Will attendance rebound?

While SeaWorld is extremely circumspect about its finances and attendance, it’s no secret that both have suffered in the past couple of years. According to the nonprofit Themed Entertainment Association, the number of visitors to the San Diego park plunged more than 12 percent in 2009 compared to a year earlier. And across the SeaWorld Parks organization, attendance is expected to drop 6 percent this year, with revenues tumbling by a like amount, according to Moody’s Investor Service. The parks, though, can expect a rebound in 2011 when attendance is forecast to grow by 3 percent and earnings by 10 percent over 2010, says Moody’s.

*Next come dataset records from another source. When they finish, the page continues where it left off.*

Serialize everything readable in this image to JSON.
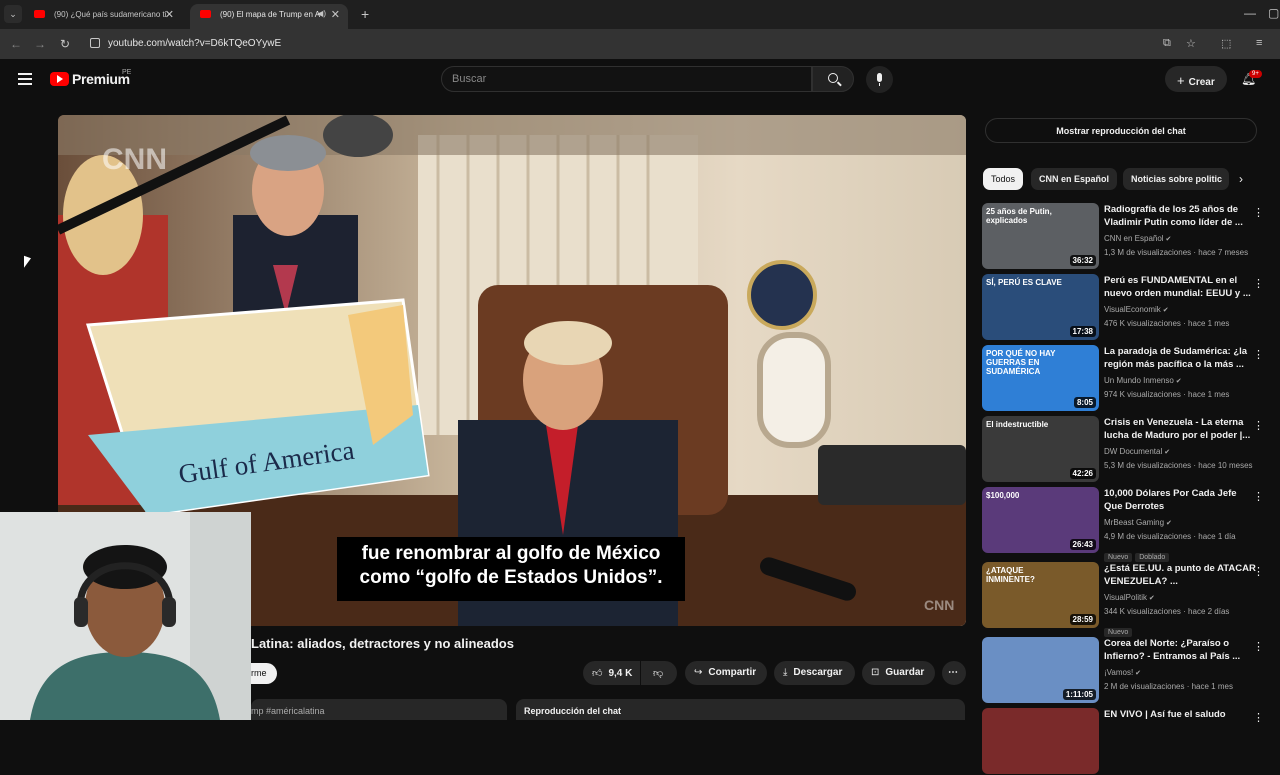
{
  "browser": {
    "tabs": [
      {
        "title": "(90) ¿Qué país sudamericano ti",
        "active": false
      },
      {
        "title": "(90) El mapa de Trump en A",
        "active": true
      }
    ],
    "url": "youtube.com/watch?v=D6kTQeOYywE"
  },
  "header": {
    "logo": "Premium",
    "country": "PE",
    "search_placeholder": "Buscar",
    "create_label": "Crear",
    "notifications": "9+"
  },
  "player": {
    "caption_line1": "fue renombrar al golfo de México",
    "caption_line2": "como “golfo de Estados Unidos”.",
    "watermark": "CNN",
    "watermark_small": "CNN",
    "map_text": "Gulf of America"
  },
  "video": {
    "title": "Latina: aliados, detractores y no alineados",
    "join_label": "rme",
    "like_count": "9,4 K",
    "share_label": "Compartir",
    "download_label": "Descargar",
    "save_label": "Guardar",
    "description_snippet": "mp #américalatina",
    "chat_replay_label": "Reproducción del chat"
  },
  "sidebar": {
    "chat_replay_button": "Mostrar reproducción del chat",
    "chips": [
      "Todos",
      "CNN en Español",
      "Noticias sobre politic"
    ],
    "recommendations": [
      {
        "title": "Radiografía de los 25 años de Vladimir Putin como líder de ...",
        "channel": "CNN en Español",
        "meta": "1,3 M de visualizaciones · hace 7 meses",
        "duration": "36:32",
        "badges": [],
        "thumb_text": "25 años de Putin, explicados"
      },
      {
        "title": "Perú es FUNDAMENTAL en el nuevo orden mundial: EEUU y ...",
        "channel": "VisualEconomik",
        "meta": "476 K visualizaciones · hace 1 mes",
        "duration": "17:38",
        "badges": [],
        "thumb_text": "SÍ, PERÚ ES CLAVE"
      },
      {
        "title": "La paradoja de Sudamérica: ¿la región más pacífica o la más ...",
        "channel": "Un Mundo Inmenso",
        "meta": "974 K visualizaciones · hace 1 mes",
        "duration": "8:05",
        "badges": [],
        "thumb_text": "POR QUÉ NO HAY GUERRAS EN SUDAMÉRICA"
      },
      {
        "title": "Crisis en Venezuela - La eterna lucha de Maduro por el poder |...",
        "channel": "DW Documental",
        "meta": "5,3 M de visualizaciones · hace 10 meses",
        "duration": "42:26",
        "badges": [],
        "thumb_text": "El indestructible"
      },
      {
        "title": "10,000 Dólares Por Cada Jefe Que Derrotes",
        "channel": "MrBeast Gaming",
        "meta": "4,9 M de visualizaciones · hace 1 día",
        "duration": "26:43",
        "badges": [
          "Nuevo",
          "Doblado"
        ],
        "thumb_text": "$100,000"
      },
      {
        "title": "¿Está EE.UU. a punto de ATACAR VENEZUELA? ...",
        "channel": "VisualPolitik",
        "meta": "344 K visualizaciones · hace 2 días",
        "duration": "28:59",
        "badges": [
          "Nuevo"
        ],
        "thumb_text": "¿ATAQUE INMINENTE?"
      },
      {
        "title": "Corea del Norte: ¿Paraíso o Infierno? - Entramos al País ...",
        "channel": "¡Vamos!",
        "meta": "2 M de visualizaciones · hace 1 mes",
        "duration": "1:11:05",
        "badges": [],
        "thumb_text": ""
      },
      {
        "title": "EN VIVO | Así fue el saludo",
        "channel": "",
        "meta": "",
        "duration": "",
        "badges": [],
        "thumb_text": ""
      }
    ]
  }
}
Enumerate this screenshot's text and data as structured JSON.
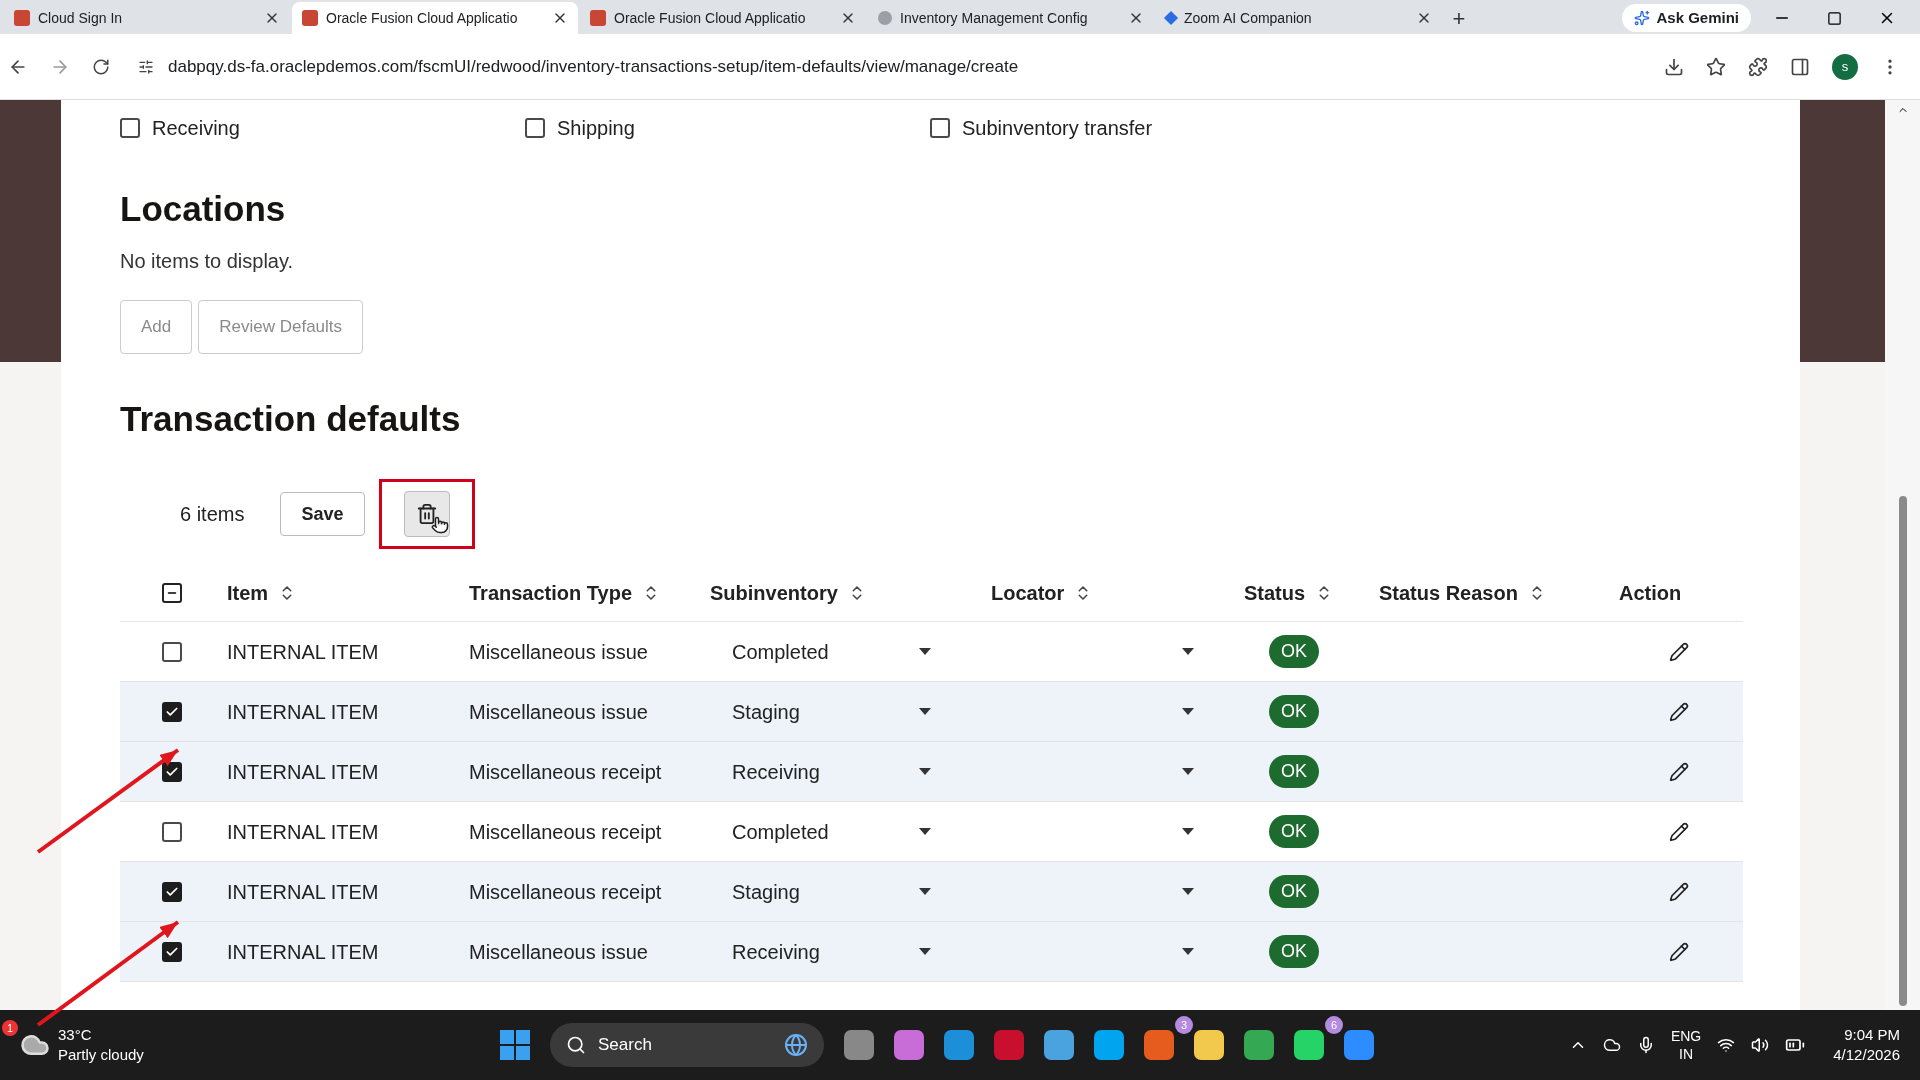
{
  "browser": {
    "tabs": [
      {
        "title": "Cloud Sign In",
        "selected": false
      },
      {
        "title": "Oracle Fusion Cloud Applicatio",
        "selected": true
      },
      {
        "title": "Oracle Fusion Cloud Applicatio",
        "selected": false
      },
      {
        "title": "Inventory Management Config",
        "selected": false
      },
      {
        "title": "Zoom AI Companion",
        "selected": false
      }
    ],
    "new_tab": "+",
    "gemini": "Ask Gemini",
    "url": "dabpqy.ds-fa.oraclepdemos.com/fscmUI/redwood/inventory-transactions-setup/item-defaults/view/manage/create",
    "profile": "s"
  },
  "filters": [
    {
      "label": "Receiving",
      "checked": false
    },
    {
      "label": "Shipping",
      "checked": false
    },
    {
      "label": "Subinventory transfer",
      "checked": false
    }
  ],
  "locations": {
    "title": "Locations",
    "empty": "No items to display.",
    "buttons": [
      "Add",
      "Review Defaults"
    ]
  },
  "transaction_defaults": {
    "title": "Transaction defaults",
    "count": "6 items",
    "save": "Save",
    "select_all": {
      "indeterminate": true
    },
    "columns": [
      "Item",
      "Transaction Type",
      "Subinventory",
      "Locator",
      "Status",
      "Status Reason",
      "Action"
    ],
    "rows": [
      {
        "item": "INTERNAL ITEM",
        "type": "Miscellaneous issue",
        "subinventory": "Completed",
        "status": "OK",
        "checked": false
      },
      {
        "item": "INTERNAL ITEM",
        "type": "Miscellaneous issue",
        "subinventory": "Staging",
        "status": "OK",
        "checked": true
      },
      {
        "item": "INTERNAL ITEM",
        "type": "Miscellaneous receipt",
        "subinventory": "Receiving",
        "status": "OK",
        "checked": true
      },
      {
        "item": "INTERNAL ITEM",
        "type": "Miscellaneous receipt",
        "subinventory": "Completed",
        "status": "OK",
        "checked": false
      },
      {
        "item": "INTERNAL ITEM",
        "type": "Miscellaneous receipt",
        "subinventory": "Staging",
        "status": "OK",
        "checked": true
      },
      {
        "item": "INTERNAL ITEM",
        "type": "Miscellaneous issue",
        "subinventory": "Receiving",
        "status": "OK",
        "checked": true
      }
    ]
  },
  "taskbar": {
    "weather_badge": "1",
    "temperature": "33°C",
    "weather": "Partly cloudy",
    "search": "Search",
    "badges": [
      "3",
      "6"
    ],
    "language": "ENG",
    "region": "IN",
    "time": "9:04 PM",
    "date": "4/12/2026"
  }
}
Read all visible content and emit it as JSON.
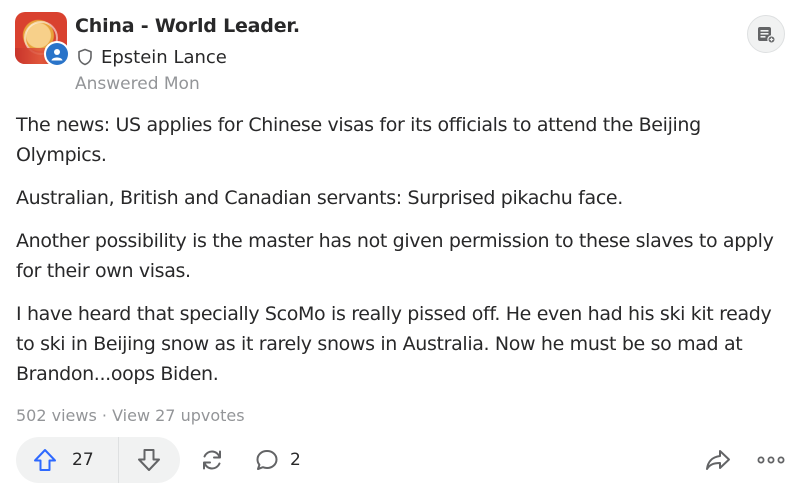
{
  "header": {
    "space_name": "China - World Leader.",
    "author_name": "Epstein Lance",
    "answered": "Answered Mon"
  },
  "content": {
    "paragraphs": [
      "The news: US applies for Chinese visas for its officials to attend the Beijing Olympics.",
      "Australian, British and Canadian servants: Surprised pikachu face.",
      "Another possibility is the master has not given permission to these slaves to apply for their own visas.",
      "I have heard that specially ScoMo is really pissed off. He even had his ski kit ready to ski in Beijing snow as it rarely snows in Australia. Now he must be so mad at Brandon...oops Biden."
    ]
  },
  "stats": {
    "text": "502 views · View 27 upvotes"
  },
  "actions": {
    "upvote_count": "27",
    "comment_count": "2"
  },
  "icons": {
    "shield": "shield-icon",
    "follow": "follow-space-icon",
    "upvote": "arrow-up-icon",
    "downvote": "arrow-down-icon",
    "share": "reshare-icon",
    "comment": "comment-icon",
    "forward": "share-arrow-icon",
    "more": "more-options-icon"
  },
  "colors": {
    "upvote_blue": "#2e69ff",
    "text": "#282829",
    "muted": "#939598",
    "pill_bg": "#f1f2f2"
  }
}
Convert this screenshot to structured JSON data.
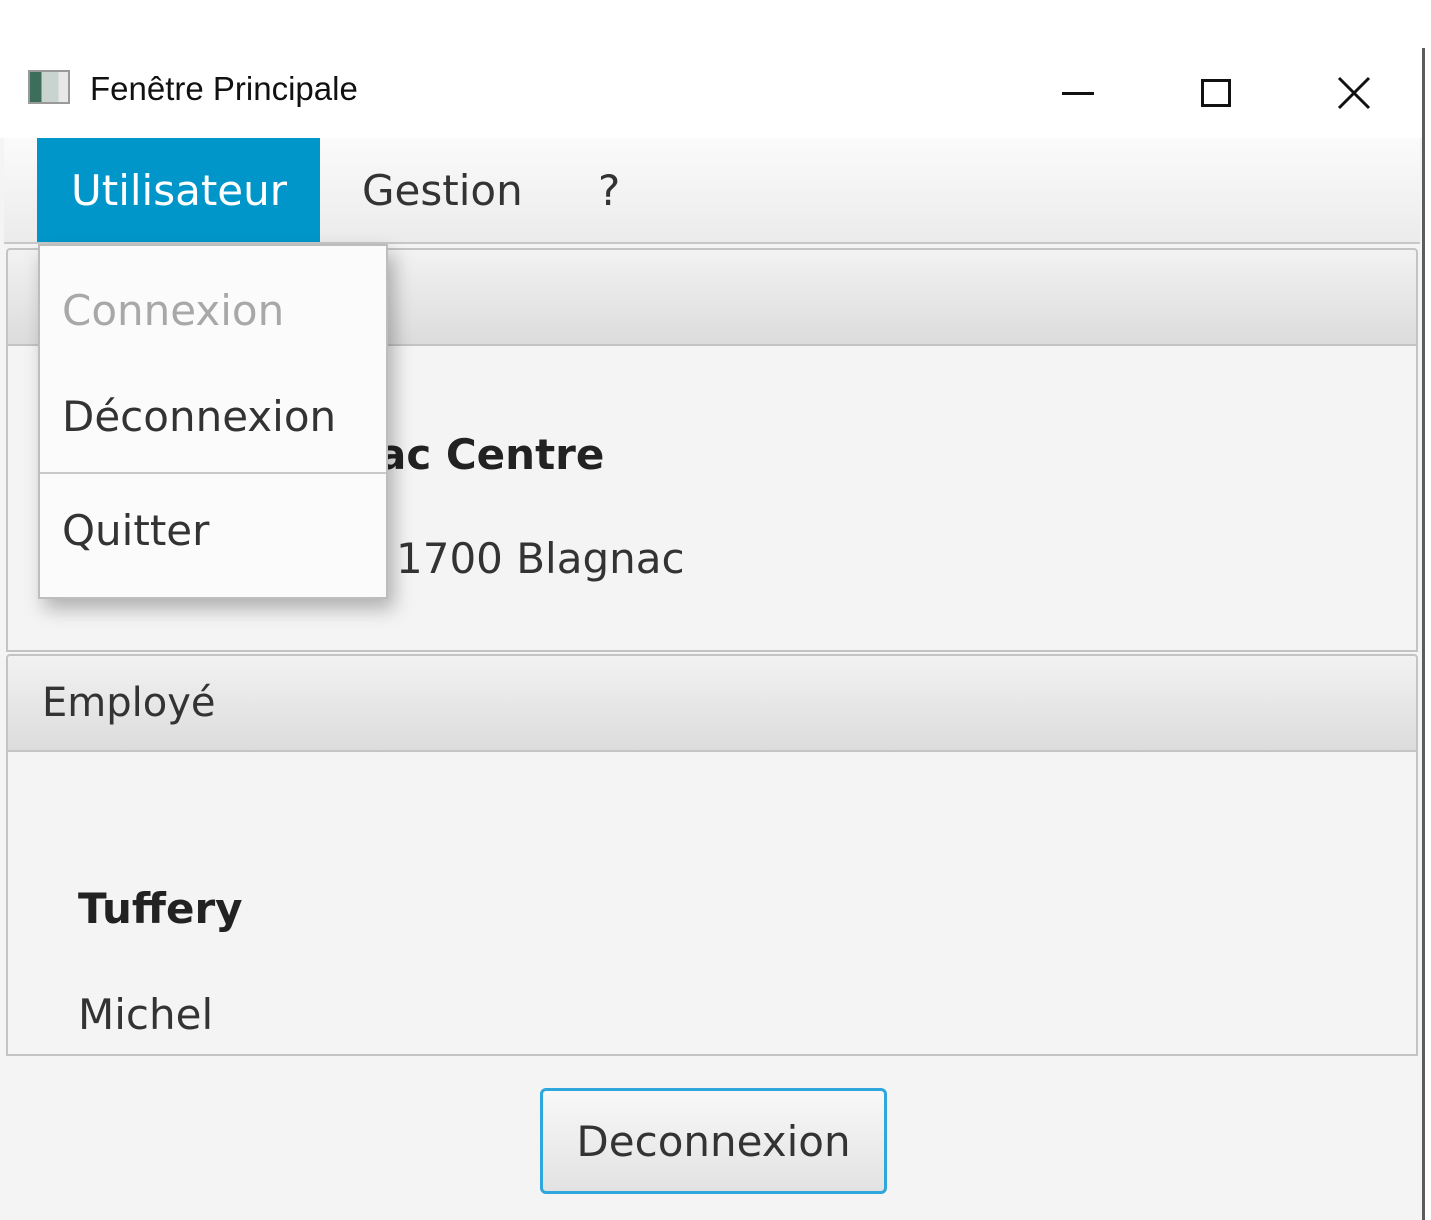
{
  "window": {
    "title": "Fenêtre Principale"
  },
  "menubar": {
    "items": [
      {
        "label": "Utilisateur"
      },
      {
        "label": "Gestion"
      },
      {
        "label": "?"
      }
    ]
  },
  "dropdown": {
    "items": [
      {
        "label": "Connexion",
        "enabled": false
      },
      {
        "label": "Déconnexion",
        "enabled": true
      },
      {
        "label": "Quitter",
        "enabled": true
      }
    ]
  },
  "agency": {
    "name_visible": "ac Centre",
    "address_visible": "1700 Blagnac"
  },
  "employee": {
    "pane_title": "Employé",
    "lastname": "Tuffery",
    "firstname": "Michel"
  },
  "actions": {
    "deconnexion_label": "Deconnexion"
  },
  "colors": {
    "menu_active_bg": "#0096c9",
    "button_focus_border": "#2fa6dc"
  }
}
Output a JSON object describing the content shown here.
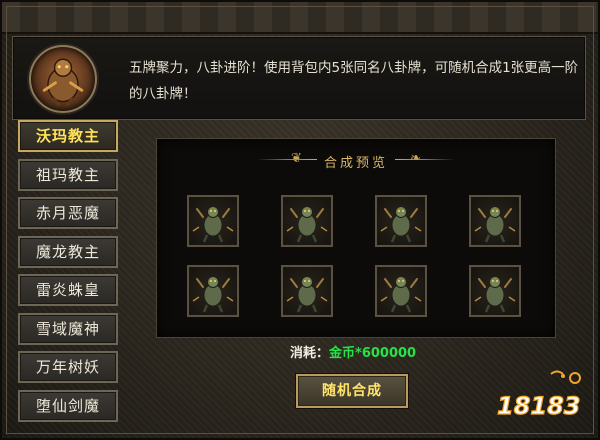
{
  "description": "五牌聚力，八卦进阶！使用背包内5张同名八卦牌，可随机合成1张更高一阶的八卦牌！",
  "sidebar": {
    "items": [
      {
        "label": "沃玛教主",
        "active": true
      },
      {
        "label": "祖玛教主",
        "active": false
      },
      {
        "label": "赤月恶魔",
        "active": false
      },
      {
        "label": "魔龙教主",
        "active": false
      },
      {
        "label": "雷炎蛛皇",
        "active": false
      },
      {
        "label": "雪域魔神",
        "active": false
      },
      {
        "label": "万年树妖",
        "active": false
      },
      {
        "label": "堕仙剑魔",
        "active": false
      }
    ]
  },
  "preview": {
    "title": "合成预览",
    "cards": [
      {
        "icon": "bagua-card-icon"
      },
      {
        "icon": "bagua-card-icon"
      },
      {
        "icon": "bagua-card-icon"
      },
      {
        "icon": "bagua-card-icon"
      },
      {
        "icon": "bagua-card-icon"
      },
      {
        "icon": "bagua-card-icon"
      },
      {
        "icon": "bagua-card-icon"
      },
      {
        "icon": "bagua-card-icon"
      }
    ]
  },
  "cost": {
    "label": "消耗：",
    "value": "金币*600000"
  },
  "button": {
    "label": "随机合成"
  },
  "watermark": {
    "text": "18183"
  },
  "colors": {
    "accent_gold": "#ffe35a",
    "cost_green": "#28e24a",
    "watermark_orange": "#f2a62a"
  }
}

Although the marine parks’ lagging attendance this year is clearly tied to the economy, the Orlando trainer’s death and the revamped orca shows are likely also responsible, said Moody’s senior analyst John Puchalla.

Despite the new Shamu show that is coming in 2011, “we anticipate it will take several years to rebuild the same level of audience interest,” states the Moody’s credit report, “but expect attendance to increase in 2011 as the recovery from the difficult events of 2010 continues.”

Theme park expert Robert Niles said he’s not surprised at all by Blackstone’s reorganization of SeaWorld and its plans to pump significant dollars into the parks. He noted, however, that the San Diego park, as a city lessee, faces more unique challenges because of a requirement under its master plan that at least 75 percent of its attractions have an educational or conservation element. As a result, over-the-top thrill rides aren’t as likely to get built in San Diego.

“It’s easier to build roller coasters in the Orlando park, where they have two of the best in America,” Niles said. “San Diego’s Journey to Atlantis is like a roller coaster, but it’s not nearly as elaborately themed as the same ride in Orlando.

“San Diego, though, is still the largest metro area where SeaWorld operates, so there’s a huge local marketplace to draw from.”